Here’s an email I sent recently to Brad Rieger, the Superintendent of Sylvania Schools (and an all around pleasant and very smart fellow.) I thought it was worth sharing:

Hello Brad,

I’ve been giving some thought to the Newtown tragedy, and to the debate about whether to allow arming of teachers or posting of armed security guards in schools. In my opinion as a parent and CCW permit holder, there may be safer and more cost-effective means of defending a school against an armed assailant than firearms. I thought I’d run this suggestion by you to get a professional educator’s opinion, and in the hopes you’d spread this idea among your colleagues to solicit their opinions as well.
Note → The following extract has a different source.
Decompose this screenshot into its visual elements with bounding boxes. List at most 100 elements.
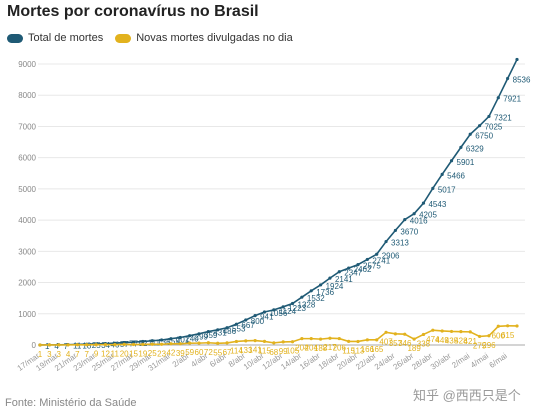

In particular, I’m thinking of devices such as the Torch, the Inferno (also see Wired’s article), the Dazzler (or an open-source variant), “less lethal” weapons or paintball markers, and others. These devices can be quite inexpensive — For example, the Torch is $199 and puts out 4400 lumens. (350 lumens is enough to blind an attacker for a second or two after exposure, even in broad daylight.) They also have other notable advantages, in particular, they are easier to aim for effect than a firearm, they require little (if any) specialized training, and they pose little or no threat of permanent injury or death to the students. If devices like these were placed in strategic locations throughout a school, the entire staff and/or student body could actively participate in their own defense against an armed intruder.

Please let me know what you think about this general idea when you get the chance. I’ll be looking forward to hearing from you.


Update: The WP put up an article a few days back on Pennsylvania schools hiring armed security guards.

Update: The Toledo Blade put up a similar article about the schools in Montpelier, Ohio arming their janitors.